Background: Treatments of acute lymphoblastic leukaemia (ALL) and non-Hodgkin lymphoma (NHL), involving various combinations of chemotherapy (chemo), cranial irradiation (CI) and/or bone marrow transplantation after total body irradiation (BMT/TBI), are often successful but may have several long-term harmful effects.
Objective: To evaluate late endocrine and metabolic complications in adult survivors of childhood ALL and NHL, in relation with the different therapeutic schemes received.
Design: Endocrine and metabolic parameters were determined in 94 patients (48 men, mean age: 24 +/- 5 years) with a former childhood ALL (n = 78) or NHL (n = 16) and subgrouped according to their previous treatment: chemo only (group I; n = 44), chemo + CI (group II; n = 32) and chemo + BMT/TBI (group III; n = 18).
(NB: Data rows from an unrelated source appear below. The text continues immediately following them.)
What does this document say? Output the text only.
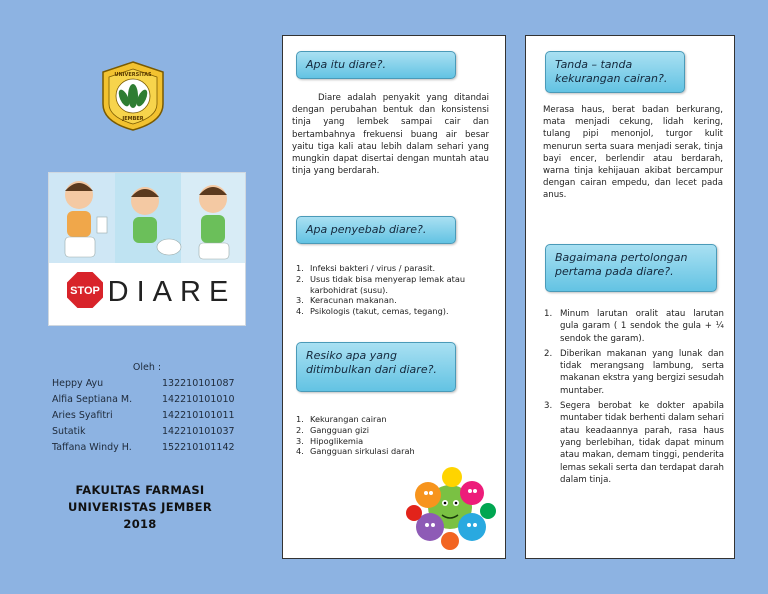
UNIVERSITAS
JEMBER
STOP DIARE
Oleh :
Heppy Ayu	132210101087
Alfia Septiana M.	142210101010
Aries Syafitri	142210101011
Sutatik	142210101037
Taffana Windy H.	152210101142
FAKULTAS FARMASI
UNIVERISTAS JEMBER
2018
Apa itu diare?.
Diare adalah penyakit yang ditandai dengan perubahan bentuk dan konsistensi tinja yang lembek sampai cair dan bertambahnya frekuensi buang air besar yaitu tiga kali atau lebih dalam sehari yang mungkin dapat disertai dengan muntah atau tinja yang berdarah.
Apa penyebab diare?.
1. Infeksi bakteri / virus / parasit.
2. Usus tidak bisa menyerap lemak atau karbohidrat (susu).
3. Keracunan makanan.
4. Psikologis (takut, cemas, tegang).
Resiko apa yang ditimbulkan dari diare?.
1. Kekurangan cairan
2. Gangguan gizi
3. Hipoglikemia
4. Gangguan sirkulasi darah
Tanda – tanda kekurangan cairan?.
Merasa haus, berat badan berkurang, mata menjadi cekung, lidah kering, tulang pipi menonjol, turgor kulit menurun serta suara menjadi serak, tinja bayi encer, berlendir atau berdarah, warna tinja kehijauan akibat bercampur dengan cairan empedu, dan lecet pada anus.
Bagaimana pertolongan pertama pada diare?.
1. Minum larutan oralit atau larutan gula garam ( 1 sendok the gula + ¼ sendok the garam).
2. Diberikan makanan yang lunak dan tidak merangsang lambung, serta makanan ekstra yang bergizi sesudah muntaber.
3. Segera berobat ke dokter apabila muntaber tidak berhenti dalam sehari atau keadaannya parah, rasa haus yang berlebihan, tidak dapat minum atau makan, demam tinggi, penderita lemas sekali serta dan terdapat darah dalam tinja.
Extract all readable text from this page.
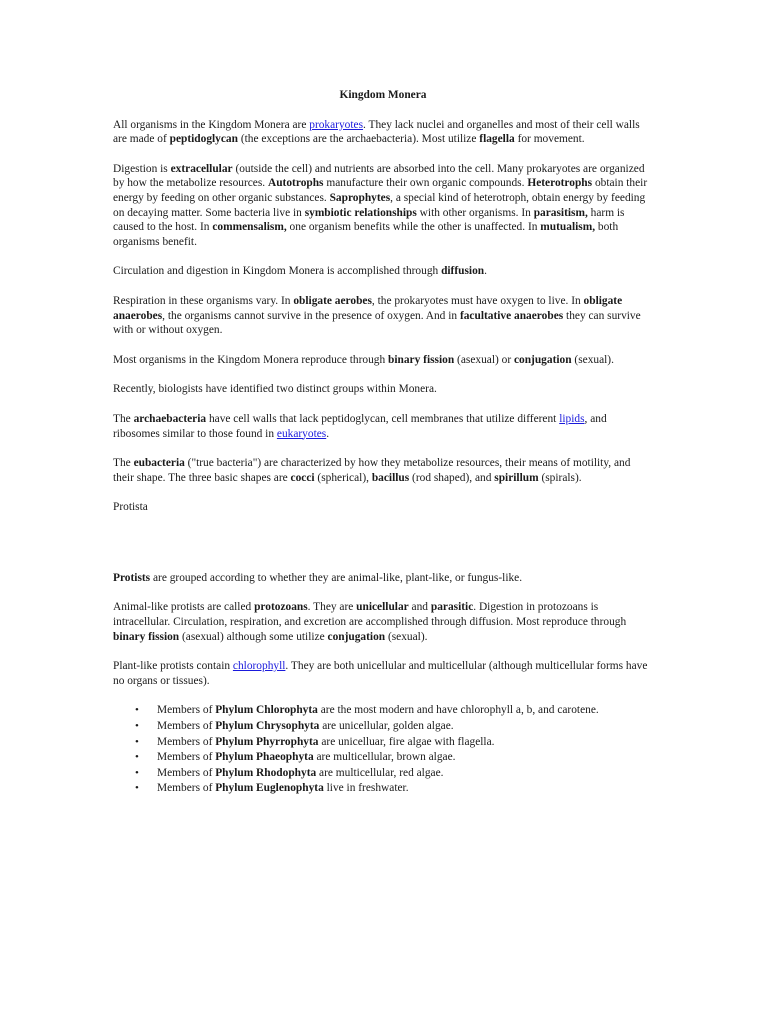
Kingdom Monera

All organisms in the Kingdom Monera are prokaryotes. They lack nuclei and organelles and most of their cell walls are made of peptidoglycan (the exceptions are the archaebacteria). Most utilize flagella for movement.

Digestion is extracellular (outside the cell) and nutrients are absorbed into the cell. Many prokaryotes are organized by how the metabolize resources. Autotrophs manufacture their own organic compounds. Heterotrophs obtain their energy by feeding on other organic substances. Saprophytes, a special kind of heterotroph, obtain energy by feeding on decaying matter. Some bacteria live in symbiotic relationships with other organisms. In parasitism, harm is caused to the host. In commensalism, one organism benefits while the other is unaffected. In mutualism, both organisms benefit.

Circulation and digestion in Kingdom Monera is accomplished through diffusion.

Respiration in these organisms vary. In obligate aerobes, the prokaryotes must have oxygen to live. In obligate anaerobes, the organisms cannot survive in the presence of oxygen. And in facultative anaerobes they can survive with or without oxygen.

Most organisms in the Kingdom Monera reproduce through binary fission (asexual) or conjugation (sexual).

Recently, biologists have identified two distinct groups within Monera.

The archaebacteria have cell walls that lack peptidoglycan, cell membranes that utilize different lipids, and ribosomes similar to those found in eukaryotes.

The eubacteria ("true bacteria") are characterized by how they metabolize resources, their means of motility, and their shape. The three basic shapes are cocci (spherical), bacillus (rod shaped), and spirillum (spirals).

Protista

Protists are grouped according to whether they are animal-like, plant-like, or fungus-like.

Animal-like protists are called protozoans. They are unicellular and parasitic. Digestion in protozoans is intracellular. Circulation, respiration, and excretion are accomplished through diffusion. Most reproduce through binary fission (asexual) although some utilize conjugation (sexual).

Plant-like protists contain chlorophyll. They are both unicellular and multicellular (although multicellular forms have no organs or tissues).

• Members of Phylum Chlorophyta are the most modern and have chlorophyll a, b, and carotene.
• Members of Phylum Chrysophyta are unicellular, golden algae.
• Members of Phylum Phyrrophyta are unicelluar, fire algae with flagella.
• Members of Phylum Phaeophyta are multicellular, brown algae.
• Members of Phylum Rhodophyta are multicellular, red algae.
• Members of Phylum Euglenophyta live in freshwater.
Results: Severe GH deficiency (peak < 3.0 ng/ml after glucagon) was observed in 22% and 50% of patients of groups II and III, respectively, while hypothyroidism was mainly observed in group III (56%). Moreover, 83% of men developed hypogonadism after BMT/TBI, compared to 17% and 8% in groups I and II, respectively (P < 0.05), and all grafted women had ovarian failure, in contrast with other female patients in whom menarche had occurred spontaneously. Patients with BMT/TBI had also an adverse metabolic profile, with insulin resistance in 83% and dyslipidaemia in 61%.
Conclusions: This study reveals a high prevalence of endocrine and metabolic disorders in young adult survivors of childhood ALL or NHL, this frequency mainly depending on the treatment received. Treatment with BMT/TBI is the most detrimental and many of these patients will develop GHD, hypothyroidism, hypogonadism, insulin resistance and dyslipidaemia.